Add E2E customer scenario tests and enhance documentation

cortexark · cortexark · commit cfe72da64020 · 2026-03-05T22:15:46.000-08:00
- 8 E2E test scenarios: chatbot eval, CI/CD gate, multi-model comparison,
  version history, domain rubrics, ensemble judge, batch pipeline, prompt A/B
- Add data flow diagrams to README and architecture docs
- Add functional/non-functional goals tables
- Add "What This System Does Best" and "Limitations" sections
diff --git a/README.md b/README.md
@@ -45,6 +45,66 @@ Built for engineering teams that ship LLM features and need to catch regressions
            +-----------------+
 ```
 
+### Data Flow
+
+```
+Rubric + Strategy                     Your Model
+     |                                     |
+     v                                     v
+SyntheticGenerator ──> test inputs ──> inference ──> (input, output) pairs
+                                                          |
+                                                          v
+                                             LLMJudge / EnsembleJudge
+                                                          |
+                                                          v
+                                                   list[JudgeScore]
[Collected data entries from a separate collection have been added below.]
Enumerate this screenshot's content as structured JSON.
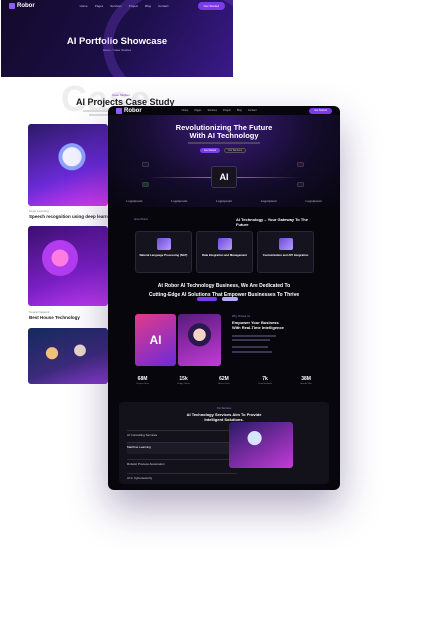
{
  "back_page": {
    "brand": "Robor",
    "nav": [
      "Home",
      "Pages",
      "Services",
      "Project",
      "Blog",
      "Contact"
    ],
    "nav_button": "Get Started",
    "hero_title": "AI Portfolio Showcase",
    "breadcrumb": "Home  /  Case Studies",
    "watermark": "Case",
    "eyebrow": "Case Studies",
    "section_title": "AI Projects Case Study",
    "projects": [
      {
        "tag": "Deep Learning",
        "title": "Speech recognition using deep learning"
      },
      {
        "tag": "Neural Network",
        "title": "Best House Technology"
      }
    ]
  },
  "front_page": {
    "brand": "Robor",
    "nav": [
      "Home",
      "Pages",
      "Services",
      "Project",
      "Blog",
      "Contact"
    ],
    "nav_button": "Get Started",
    "hero_title_line1": "Revolutionizing The Future",
    "hero_title_line2": "With AI Technology",
    "hero_button_primary": "Get Started",
    "hero_button_secondary": "Our Services",
    "chip_label": "AI",
    "partner_logos": [
      "Logoipsum",
      "Logoipsum",
      "Logoipsum",
      "Logoipsum",
      "Logoipsum"
    ],
    "about_label": "About Robor",
    "about_title": "AI Technology – Your Gateway To The Future",
    "features": [
      {
        "title": "Natural Language Processing (NLP)"
      },
      {
        "title": "Data Integration and Management"
      },
      {
        "title": "Customization and API Integration"
      }
    ],
    "mission_line1": "At Robor AI Technology Business, We Are Dedicated To",
    "mission_line2": "Cutting-Edge AI Solutions That Empower Businesses To Thrive",
    "ai_card_label": "AI",
    "empower_label": "Why Choose Us",
    "empower_title_line1": "Empower Your Business",
    "empower_title_line2": "With Real-Time Intelligence",
    "stats": [
      {
        "value": "68M",
        "label": "Projects Done"
      },
      {
        "value": "15k",
        "label": "Happy Clients"
      },
      {
        "value": "62M",
        "label": "Active Users"
      },
      {
        "value": "7k",
        "label": "Team Members"
      },
      {
        "value": "38M",
        "label": "Awards Won"
      }
    ],
    "services_label": "Our Services",
    "services_title_line1": "AI Technology Services Aim To Provide",
    "services_title_line2": "Intelligent Solutions.",
    "services": [
      {
        "title": "AI Consulting Services"
      },
      {
        "title": "Machine Learning"
      },
      {
        "title": "Robotic Process Automation"
      },
      {
        "title": "AI in Cybersecurity"
      }
    ]
  }
}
+                                                          |
+                                                          v
+                                           EvalResult ──> DuckDB Storage
+                                                          |
+                                                          v
+                                           RegressionTracker.compare_versions()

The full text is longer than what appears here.